I was just watching the new Conan trailer, and I'm wondering why similar systems are not often used for combat-adventure games.
For example, imagine your character is just some brute with a sword.
- Overhand Slash. Hold down the left mouse button (LMB) and quickly draw the very general figure of a half-heart, (left swing) starting at the enemy's left side, looping up and to the right, or (right swing) starting at the enemy's right side, looping up and to the left. The character will swing the sword down from his left or right shoulder.
- Side Slash. Hold down the LMB and draw a line (left swing) from right of the enemy toward the enemy's midsection, or (right swing) from the left of the enemy toward the enemy's midsection.
- Upward Slash. Hold down the LMB and draw a line from the side and below the enemy toward the enemy's midsection (right or left).
- Overhead Slash. Hold down the LMB and draw a line from above the enemy toward the enemy's midsection.
- Stab. Click the LMB on the section of enemy you wish to strike.
- Slash Block. Hold the RMB and draw a line from the character's midsection to the quadrant or side you wish to block.
- Stab Block. Hold the RMB and draw a line from beside the character toward the character's midsection.
- Punch. Click the RMB on the enemy's midsection. This will punch the enemy with the hilt or dull edge of the character's sword.
- Slam. Hold the RMB and draw a line from above the enemy toward the enemy's midsection. This will slam the pommel onto the enemy's head or body.
What I've just provided is an intuitive system by which a player can perform over 20 melee commands with only the use of a 2-button mouse.

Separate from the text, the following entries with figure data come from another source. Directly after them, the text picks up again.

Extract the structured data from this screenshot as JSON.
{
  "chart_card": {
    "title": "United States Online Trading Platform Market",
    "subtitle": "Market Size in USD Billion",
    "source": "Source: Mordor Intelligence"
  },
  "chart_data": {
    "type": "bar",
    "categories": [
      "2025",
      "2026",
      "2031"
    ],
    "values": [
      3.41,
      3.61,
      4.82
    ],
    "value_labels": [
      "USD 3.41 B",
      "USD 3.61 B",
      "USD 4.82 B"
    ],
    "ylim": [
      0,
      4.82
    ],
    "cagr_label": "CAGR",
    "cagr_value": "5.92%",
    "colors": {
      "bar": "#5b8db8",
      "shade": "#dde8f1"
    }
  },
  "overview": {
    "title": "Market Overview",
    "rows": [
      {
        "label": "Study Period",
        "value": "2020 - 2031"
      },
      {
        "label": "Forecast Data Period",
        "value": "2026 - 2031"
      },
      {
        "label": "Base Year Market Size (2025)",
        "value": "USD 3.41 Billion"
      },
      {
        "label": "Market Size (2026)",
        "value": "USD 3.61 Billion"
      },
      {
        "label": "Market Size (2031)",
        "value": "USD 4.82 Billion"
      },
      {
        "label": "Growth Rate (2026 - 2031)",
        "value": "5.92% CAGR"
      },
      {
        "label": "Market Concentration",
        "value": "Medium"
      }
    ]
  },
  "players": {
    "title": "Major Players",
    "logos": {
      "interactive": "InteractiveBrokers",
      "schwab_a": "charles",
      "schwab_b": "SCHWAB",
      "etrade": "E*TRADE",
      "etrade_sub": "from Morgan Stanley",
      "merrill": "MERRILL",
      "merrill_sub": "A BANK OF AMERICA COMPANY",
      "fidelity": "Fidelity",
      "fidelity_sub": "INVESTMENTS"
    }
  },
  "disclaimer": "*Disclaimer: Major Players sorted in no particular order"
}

And there are countless ways to augment this system. For example, scrolling up or down on the mousewheel could switch the player's character into magic command mode, by which all the same commands now enact magical, rather than melee, actions. And different weapons could have equally expansive but intuitive draw-command systems.
Not only does this expand and naturalize the user interface, but it provides opportunities to further immerse the character and add new, fun nuances to gameplay.

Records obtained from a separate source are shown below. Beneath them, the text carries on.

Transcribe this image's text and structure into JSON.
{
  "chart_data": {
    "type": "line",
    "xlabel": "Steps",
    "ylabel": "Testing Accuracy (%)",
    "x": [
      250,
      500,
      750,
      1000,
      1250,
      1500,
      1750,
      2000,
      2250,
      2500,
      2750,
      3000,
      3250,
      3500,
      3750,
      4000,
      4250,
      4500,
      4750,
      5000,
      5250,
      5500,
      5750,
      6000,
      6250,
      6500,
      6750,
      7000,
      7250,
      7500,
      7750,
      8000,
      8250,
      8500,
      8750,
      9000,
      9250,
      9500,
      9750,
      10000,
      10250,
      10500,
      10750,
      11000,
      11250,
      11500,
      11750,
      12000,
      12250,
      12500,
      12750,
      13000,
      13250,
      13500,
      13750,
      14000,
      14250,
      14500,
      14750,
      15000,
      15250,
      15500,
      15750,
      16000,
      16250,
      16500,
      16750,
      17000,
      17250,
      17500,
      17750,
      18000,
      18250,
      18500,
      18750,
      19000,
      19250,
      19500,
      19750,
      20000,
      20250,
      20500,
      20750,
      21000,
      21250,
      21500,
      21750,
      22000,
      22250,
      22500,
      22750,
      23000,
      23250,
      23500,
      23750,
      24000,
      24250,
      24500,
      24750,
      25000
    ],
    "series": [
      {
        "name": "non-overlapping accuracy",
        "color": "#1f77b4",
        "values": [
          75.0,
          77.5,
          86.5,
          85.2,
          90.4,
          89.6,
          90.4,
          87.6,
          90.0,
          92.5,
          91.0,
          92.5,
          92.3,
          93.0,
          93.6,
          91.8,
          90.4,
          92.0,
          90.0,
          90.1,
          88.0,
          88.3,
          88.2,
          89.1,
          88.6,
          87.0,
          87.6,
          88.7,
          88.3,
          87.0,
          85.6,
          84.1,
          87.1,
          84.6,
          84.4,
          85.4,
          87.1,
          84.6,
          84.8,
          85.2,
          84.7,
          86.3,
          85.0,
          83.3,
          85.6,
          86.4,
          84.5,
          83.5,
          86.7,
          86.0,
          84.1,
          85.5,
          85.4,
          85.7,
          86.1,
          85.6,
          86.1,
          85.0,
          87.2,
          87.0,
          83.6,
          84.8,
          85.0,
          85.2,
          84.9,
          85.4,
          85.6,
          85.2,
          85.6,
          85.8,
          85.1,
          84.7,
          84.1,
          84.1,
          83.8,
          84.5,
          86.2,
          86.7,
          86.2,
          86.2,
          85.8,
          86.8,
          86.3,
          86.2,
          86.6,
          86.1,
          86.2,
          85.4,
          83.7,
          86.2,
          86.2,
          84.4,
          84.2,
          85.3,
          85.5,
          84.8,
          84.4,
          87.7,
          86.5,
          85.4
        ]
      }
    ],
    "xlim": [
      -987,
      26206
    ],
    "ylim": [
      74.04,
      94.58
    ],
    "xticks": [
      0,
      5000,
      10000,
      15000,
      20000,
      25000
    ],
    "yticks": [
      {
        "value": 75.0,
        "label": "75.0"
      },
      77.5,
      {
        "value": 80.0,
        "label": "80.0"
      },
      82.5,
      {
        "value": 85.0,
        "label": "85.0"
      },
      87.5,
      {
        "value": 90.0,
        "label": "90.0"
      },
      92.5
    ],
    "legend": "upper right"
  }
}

How much more fun would archery be if, rather than simply clicking a button or holding one to draw the bowstring (and only pretending you feel the tension), you performed a sweeping draw move that mimicked the real movement of an archer drawing an arrow from his quiver, nocking it and letting fly?
And what if a gamer playing a magician had to learn to keep calm during frantic battles, because the command for his fireball spell is a drawn spiral and larger spirals mean larger fireballs (at a greater cost of mana)? As an unexperienced player, he would waste precious mana because the situation was intense and he lost focus. An experienced player, like an experienced adventurer in real life, would know the value of maintaining focus. This would certainly appeal to competitive and achievement-oriented gamers, and a system that wasn't unduly harsh would appeal to more relaxed, self-paced gamers as well.

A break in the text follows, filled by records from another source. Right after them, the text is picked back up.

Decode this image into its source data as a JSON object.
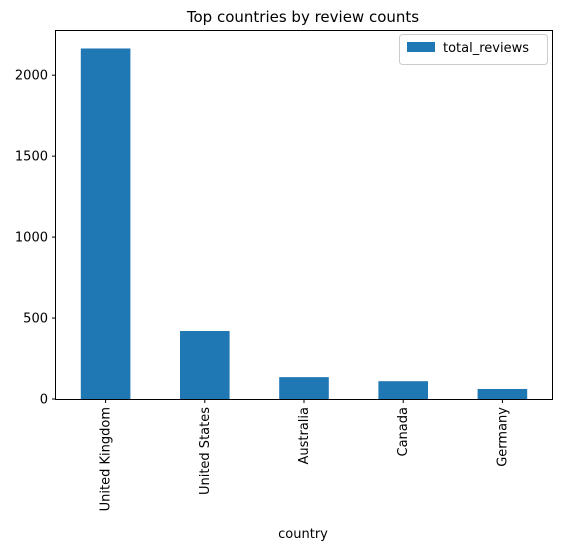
{
  "chart_data": {
    "type": "bar",
    "title": "Top countries by review counts",
    "xlabel": "country",
    "ylabel": "",
    "categories": [
      "United Kingdom",
      "United States",
      "Australia",
      "Canada",
      "Germany"
    ],
    "series": [
      {
        "name": "total_reviews",
        "values": [
          2165,
          420,
          135,
          110,
          62
        ],
        "color": "#1f77b4"
      }
    ],
    "ylim": [
      0,
      2273
    ],
    "yticks": [
      0,
      500,
      1000,
      1500,
      2000
    ],
    "ytick_labels": [
      "0",
      "500",
      "1000",
      "1500",
      "2000"
    ],
    "grid": false,
    "legend_position": "top-right"
  }
}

Basically, I see draw-command systems (DCS) as a wonderland of opportunity for all sorts of games, and it's a shame they're not taken advantage of more often.
I realize that accuracy of the player's draw movements (their accordance with the ideal symbol...and thereby the game's ability to recognize the player's commands) is a concern, so that's why the movements I suggested above allow for a wide range of error on the player's part. Great precision shouldn't be expected of the player.
Also, though DCS would be harder to implement on consoles, with a smaller range of possible commands and wholly different needs for accuracy, I think console games could make use of such systems as well.
Their are a handful of Flash games released recently that have a similar control mechanism, you can look them up through Jay Is Games. The problem is that the precision required in some of these gestural interfaces is extremely demanding considering the strain that a prolonged, held click has on the inner-hand muscles. Wii have a better a approach. Mouse interfaces are really ideal for pointing.